State funding for other Accord services continues
Although the State has cut the funding of Accord for pre-marriage courses, it will still fund all the other activities of Accord which are all based on the beliefs of one particular religion.
For example, the State actually pays for Accord Councillors to go into Irish schools and teach about relationship and sexuality based on the beliefs of the Catholic Church:
“ACCORD offers a range of Relationships and Sexuality Education Programmes to a variety of schools in various locations. These Programmes aim to complement both primary and second level curricula, Social Personal and Health Education in the ROI and Personal Development in NI, and give students age appropriate information about their development in an appropriate context”.

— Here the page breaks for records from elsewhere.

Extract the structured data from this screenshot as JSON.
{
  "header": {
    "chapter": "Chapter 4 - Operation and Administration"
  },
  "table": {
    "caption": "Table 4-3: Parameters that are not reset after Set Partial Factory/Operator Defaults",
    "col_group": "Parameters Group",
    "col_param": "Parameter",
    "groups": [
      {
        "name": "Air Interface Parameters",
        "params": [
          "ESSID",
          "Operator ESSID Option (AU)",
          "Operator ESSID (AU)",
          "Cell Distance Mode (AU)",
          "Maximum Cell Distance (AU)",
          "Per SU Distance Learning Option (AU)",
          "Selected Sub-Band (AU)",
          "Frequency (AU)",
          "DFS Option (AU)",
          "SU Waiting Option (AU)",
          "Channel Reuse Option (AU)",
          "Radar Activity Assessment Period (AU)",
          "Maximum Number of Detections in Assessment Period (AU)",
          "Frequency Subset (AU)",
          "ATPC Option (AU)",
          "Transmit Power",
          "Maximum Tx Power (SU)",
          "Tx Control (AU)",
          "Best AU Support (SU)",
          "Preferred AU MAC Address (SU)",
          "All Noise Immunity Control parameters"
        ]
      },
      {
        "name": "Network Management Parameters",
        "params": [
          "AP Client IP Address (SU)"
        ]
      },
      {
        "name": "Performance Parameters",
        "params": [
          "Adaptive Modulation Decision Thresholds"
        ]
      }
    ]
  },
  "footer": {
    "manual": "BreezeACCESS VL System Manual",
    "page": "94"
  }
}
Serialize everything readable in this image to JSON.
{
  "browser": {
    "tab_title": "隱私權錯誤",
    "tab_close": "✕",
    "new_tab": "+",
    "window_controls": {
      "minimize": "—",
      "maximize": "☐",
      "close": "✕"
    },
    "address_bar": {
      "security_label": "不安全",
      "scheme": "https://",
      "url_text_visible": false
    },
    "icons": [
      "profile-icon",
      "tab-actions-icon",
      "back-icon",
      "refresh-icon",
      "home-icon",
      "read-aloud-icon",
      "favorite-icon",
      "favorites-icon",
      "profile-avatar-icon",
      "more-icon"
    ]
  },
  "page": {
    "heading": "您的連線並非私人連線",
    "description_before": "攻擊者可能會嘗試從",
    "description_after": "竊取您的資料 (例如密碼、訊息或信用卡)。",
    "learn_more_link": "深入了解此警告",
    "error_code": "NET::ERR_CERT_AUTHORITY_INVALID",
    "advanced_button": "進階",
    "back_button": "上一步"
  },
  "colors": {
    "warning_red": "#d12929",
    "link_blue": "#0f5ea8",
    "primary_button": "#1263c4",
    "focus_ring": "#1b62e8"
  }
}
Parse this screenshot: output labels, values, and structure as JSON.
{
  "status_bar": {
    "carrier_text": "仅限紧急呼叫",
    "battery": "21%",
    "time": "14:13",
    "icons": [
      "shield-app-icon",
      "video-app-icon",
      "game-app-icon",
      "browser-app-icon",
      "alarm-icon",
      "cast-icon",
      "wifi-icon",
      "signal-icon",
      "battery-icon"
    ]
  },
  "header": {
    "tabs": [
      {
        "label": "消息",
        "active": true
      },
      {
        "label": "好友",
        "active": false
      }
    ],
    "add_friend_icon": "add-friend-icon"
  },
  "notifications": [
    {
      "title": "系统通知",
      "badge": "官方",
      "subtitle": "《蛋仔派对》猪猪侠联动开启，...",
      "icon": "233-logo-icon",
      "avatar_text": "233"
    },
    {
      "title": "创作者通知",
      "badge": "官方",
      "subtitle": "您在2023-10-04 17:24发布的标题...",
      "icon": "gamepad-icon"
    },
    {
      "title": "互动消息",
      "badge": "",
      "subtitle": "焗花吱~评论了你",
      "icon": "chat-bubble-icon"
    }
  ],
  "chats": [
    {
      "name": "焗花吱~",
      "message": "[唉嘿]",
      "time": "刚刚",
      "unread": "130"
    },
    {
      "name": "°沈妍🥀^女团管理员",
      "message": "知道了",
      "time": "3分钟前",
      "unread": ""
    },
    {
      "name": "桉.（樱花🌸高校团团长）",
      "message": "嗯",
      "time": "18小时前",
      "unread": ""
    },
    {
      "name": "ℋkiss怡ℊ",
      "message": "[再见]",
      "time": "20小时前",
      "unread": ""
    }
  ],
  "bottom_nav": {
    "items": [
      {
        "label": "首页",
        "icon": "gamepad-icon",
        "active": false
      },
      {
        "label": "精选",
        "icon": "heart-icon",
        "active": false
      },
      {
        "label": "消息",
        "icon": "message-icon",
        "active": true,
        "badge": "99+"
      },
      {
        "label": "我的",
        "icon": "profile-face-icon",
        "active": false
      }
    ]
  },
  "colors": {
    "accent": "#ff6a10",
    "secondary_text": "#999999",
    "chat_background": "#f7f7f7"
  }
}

The Catholic Church and its sense of entitlement
The Catholic Church still seems to think that they are entitled to continue to receive State privilege for their particular beliefs, so that they can continue to evangelise and promote their beliefs on marriage and the family to society, with State funding of course.
Their sense of entitlement is such that they take the religious privilege they receive as a right. Religious bodies just accept that they have a right to State funding to promote their particular religious belief, and complain that the State is undermining religious freedom if their privilege is removed.
The only thing that would change if the State stopped this funding is that the Catholic Church, not the State, would have to pay for it. The Catholic Church could continue to evangelise and promote their religion in the public square, along with all other religious beliefs, but they would not have State privilege (in the form of State funding) to do this.
The State should remain neutral, not fund teachings of one religion
The State should stop endowing the Catholic Church, as it is leaving itself open to legitimate claims for funding from all the other religions in the country. The State should stay neutral in respect to religious belief, and should not be funding one particular religious belief, as this undermines pluralism in a democratic society. It is time to separate church and State and let all the various religions pay to promote their own beliefs. Accord should not receive State privilege for their particular religious beliefs on marriage and the family.